In the developed world, losses from theft represent a relatively small percentage of the total generation cost. In the United States, losses from theft have traditionally been estimated at one to three percent of revenue, though this figure increases during difficult economic times.
Power theft represents a safety and quality-of-service issue as well as an economic issue. Jury-rigging power taps is dangerous and often results in injury and even death. Additionally, the jury-rigged taps represent a fire hazard. Most significantly, the resultant unpredictable loading of the distribution grid can cause transformer fires and explosions that can result not only in dangerous situations but in major power outages.
Prior art methods for detecting power theft can be divided into three categories. One category involves comparing voltage and current at a meter with voltage and current at a point of origin for delivery, such as the service distribution transformer for a neighborhood. The technical losses due to the resistance of the low voltage line between the point of origin and each meter are presumed to be less than a predetermined amount, so that any difference in power loss above the predetermined amount can be presumed to be due either to theft or to line defects. United States Patent Application Publication No. 2012/0265355, titled System and Method for Single and Multizonal Optimization of Utility Services Delivery and Utilization (incorporated herein by reference) describes a system of this sort, wherein intelligent software agents at the service transformer collect measurements both at the transformer and from other instruments located at or incorporated in the electric meters. Theft detection is cited as one of the applications of this system. However, systems involving placing agents and instruments at the transformer are less desirable than would be a system that did not require any devices at the transformer, because transformers are far less physically accessible than meter sockets, and modifying them by adding instrumentation inside the transformer housing or on the high-voltage side of the transformer can be costly and even dangerous.

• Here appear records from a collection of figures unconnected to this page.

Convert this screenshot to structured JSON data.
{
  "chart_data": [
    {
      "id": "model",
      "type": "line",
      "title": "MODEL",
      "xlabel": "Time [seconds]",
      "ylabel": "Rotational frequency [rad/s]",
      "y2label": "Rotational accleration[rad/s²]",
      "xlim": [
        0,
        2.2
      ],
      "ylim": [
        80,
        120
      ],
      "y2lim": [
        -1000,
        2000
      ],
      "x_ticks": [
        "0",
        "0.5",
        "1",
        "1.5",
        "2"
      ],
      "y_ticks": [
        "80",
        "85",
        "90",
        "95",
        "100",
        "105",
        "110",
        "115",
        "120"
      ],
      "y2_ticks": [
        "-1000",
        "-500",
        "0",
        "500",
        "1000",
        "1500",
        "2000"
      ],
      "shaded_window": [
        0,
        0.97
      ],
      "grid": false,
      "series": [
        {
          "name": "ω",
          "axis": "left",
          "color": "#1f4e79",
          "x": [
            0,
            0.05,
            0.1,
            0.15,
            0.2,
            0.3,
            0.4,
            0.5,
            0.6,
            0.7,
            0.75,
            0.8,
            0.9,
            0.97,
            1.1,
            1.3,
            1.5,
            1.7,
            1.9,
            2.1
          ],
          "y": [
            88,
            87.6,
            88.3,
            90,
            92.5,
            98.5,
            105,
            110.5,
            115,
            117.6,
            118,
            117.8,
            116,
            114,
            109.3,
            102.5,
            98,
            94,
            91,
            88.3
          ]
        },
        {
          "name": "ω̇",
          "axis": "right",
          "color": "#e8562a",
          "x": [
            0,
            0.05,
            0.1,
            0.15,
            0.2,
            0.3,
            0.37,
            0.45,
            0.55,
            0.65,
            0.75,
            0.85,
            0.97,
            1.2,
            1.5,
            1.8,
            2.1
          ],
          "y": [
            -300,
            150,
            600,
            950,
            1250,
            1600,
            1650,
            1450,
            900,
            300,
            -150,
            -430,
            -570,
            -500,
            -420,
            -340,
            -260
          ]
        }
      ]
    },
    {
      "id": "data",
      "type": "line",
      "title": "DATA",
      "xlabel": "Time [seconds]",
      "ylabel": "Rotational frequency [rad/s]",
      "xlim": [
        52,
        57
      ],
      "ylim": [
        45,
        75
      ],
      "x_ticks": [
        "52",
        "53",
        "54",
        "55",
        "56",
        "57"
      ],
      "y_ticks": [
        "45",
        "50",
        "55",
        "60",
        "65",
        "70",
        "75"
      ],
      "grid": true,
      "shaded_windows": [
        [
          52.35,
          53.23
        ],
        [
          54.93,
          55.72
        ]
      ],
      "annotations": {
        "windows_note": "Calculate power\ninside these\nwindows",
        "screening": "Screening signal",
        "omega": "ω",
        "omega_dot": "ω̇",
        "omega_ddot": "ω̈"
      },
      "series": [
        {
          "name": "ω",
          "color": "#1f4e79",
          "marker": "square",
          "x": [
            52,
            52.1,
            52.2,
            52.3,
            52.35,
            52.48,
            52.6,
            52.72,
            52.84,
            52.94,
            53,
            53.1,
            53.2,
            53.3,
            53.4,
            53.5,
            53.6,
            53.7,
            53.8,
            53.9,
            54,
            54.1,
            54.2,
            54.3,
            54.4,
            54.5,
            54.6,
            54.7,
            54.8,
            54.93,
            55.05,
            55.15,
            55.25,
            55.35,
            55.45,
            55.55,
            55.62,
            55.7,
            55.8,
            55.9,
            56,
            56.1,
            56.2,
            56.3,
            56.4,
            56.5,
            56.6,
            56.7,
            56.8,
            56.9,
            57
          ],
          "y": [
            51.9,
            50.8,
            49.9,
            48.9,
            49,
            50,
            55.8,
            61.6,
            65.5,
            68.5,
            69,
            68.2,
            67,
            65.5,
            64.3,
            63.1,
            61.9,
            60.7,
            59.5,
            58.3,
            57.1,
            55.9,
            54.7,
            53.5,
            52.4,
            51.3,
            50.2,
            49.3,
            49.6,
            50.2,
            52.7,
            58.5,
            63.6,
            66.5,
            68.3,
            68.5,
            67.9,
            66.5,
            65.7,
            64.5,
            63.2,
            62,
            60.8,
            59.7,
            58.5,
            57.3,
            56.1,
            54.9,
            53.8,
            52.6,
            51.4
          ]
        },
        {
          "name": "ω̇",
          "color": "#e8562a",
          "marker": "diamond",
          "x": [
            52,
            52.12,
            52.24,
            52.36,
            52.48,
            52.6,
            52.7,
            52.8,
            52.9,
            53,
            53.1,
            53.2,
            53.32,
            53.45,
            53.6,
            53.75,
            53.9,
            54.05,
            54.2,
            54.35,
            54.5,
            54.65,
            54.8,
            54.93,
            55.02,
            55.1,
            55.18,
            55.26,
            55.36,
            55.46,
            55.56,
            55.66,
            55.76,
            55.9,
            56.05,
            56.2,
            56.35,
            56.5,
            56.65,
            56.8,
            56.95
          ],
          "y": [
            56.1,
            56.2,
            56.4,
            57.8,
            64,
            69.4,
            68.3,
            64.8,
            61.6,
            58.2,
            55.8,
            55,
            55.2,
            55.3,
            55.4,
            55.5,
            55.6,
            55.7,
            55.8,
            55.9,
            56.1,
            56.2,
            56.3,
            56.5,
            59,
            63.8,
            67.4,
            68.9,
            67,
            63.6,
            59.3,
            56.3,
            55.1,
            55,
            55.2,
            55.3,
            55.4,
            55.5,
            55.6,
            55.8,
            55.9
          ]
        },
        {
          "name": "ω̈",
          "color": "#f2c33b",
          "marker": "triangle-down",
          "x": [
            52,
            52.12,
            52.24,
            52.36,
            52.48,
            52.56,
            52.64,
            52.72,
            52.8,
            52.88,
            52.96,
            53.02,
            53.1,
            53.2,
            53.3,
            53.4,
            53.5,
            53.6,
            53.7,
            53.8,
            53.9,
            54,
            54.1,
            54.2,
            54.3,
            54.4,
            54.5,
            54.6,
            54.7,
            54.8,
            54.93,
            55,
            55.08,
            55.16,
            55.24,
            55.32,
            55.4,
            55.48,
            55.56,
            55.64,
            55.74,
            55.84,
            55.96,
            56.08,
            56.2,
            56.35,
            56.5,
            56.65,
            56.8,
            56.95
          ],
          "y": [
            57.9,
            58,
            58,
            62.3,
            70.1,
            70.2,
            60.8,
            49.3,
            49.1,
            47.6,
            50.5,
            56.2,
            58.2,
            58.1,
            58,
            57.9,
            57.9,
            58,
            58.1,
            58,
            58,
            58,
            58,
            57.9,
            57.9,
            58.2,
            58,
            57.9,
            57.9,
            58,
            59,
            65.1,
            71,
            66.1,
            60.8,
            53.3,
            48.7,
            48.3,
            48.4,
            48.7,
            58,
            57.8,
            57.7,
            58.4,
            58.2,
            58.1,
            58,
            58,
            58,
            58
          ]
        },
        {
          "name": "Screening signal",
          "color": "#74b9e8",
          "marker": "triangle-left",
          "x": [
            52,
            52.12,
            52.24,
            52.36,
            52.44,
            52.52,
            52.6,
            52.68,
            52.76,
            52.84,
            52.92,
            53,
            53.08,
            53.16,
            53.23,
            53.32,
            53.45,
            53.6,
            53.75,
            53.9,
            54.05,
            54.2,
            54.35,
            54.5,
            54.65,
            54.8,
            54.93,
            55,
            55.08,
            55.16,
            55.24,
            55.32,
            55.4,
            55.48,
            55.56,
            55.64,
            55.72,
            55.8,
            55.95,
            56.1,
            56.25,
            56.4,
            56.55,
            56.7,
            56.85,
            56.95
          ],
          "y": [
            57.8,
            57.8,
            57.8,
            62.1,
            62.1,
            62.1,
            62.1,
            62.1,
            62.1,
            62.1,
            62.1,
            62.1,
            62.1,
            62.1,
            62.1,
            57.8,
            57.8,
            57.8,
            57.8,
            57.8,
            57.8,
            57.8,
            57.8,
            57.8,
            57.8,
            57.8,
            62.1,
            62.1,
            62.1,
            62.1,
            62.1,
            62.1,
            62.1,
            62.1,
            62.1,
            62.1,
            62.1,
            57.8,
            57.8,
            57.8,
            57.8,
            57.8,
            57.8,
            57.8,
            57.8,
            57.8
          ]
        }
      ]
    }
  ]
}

A second category involves measuring current and voltage outside the meter of a metered load, and inside the premises of the metered load. If more power is being used on the premises than is being delivered via the meter, then either power is being locally generated on the premises, or the meter is being bypassed. Methods of this sort are problematic for utilities because a service utility typically does not have access to data from inside the metered load. The consumer would have to agree to the placement of devices inside the premises.
A third category involves detecting the instantaneous changes in power usage or minor outages caused by tampering with the distribution lines in order to install an unmetered tap. This category of mechanism falls short because tampering can be masked by larger events such as a legitimate outage or interruption in service, and because it would create many false positives.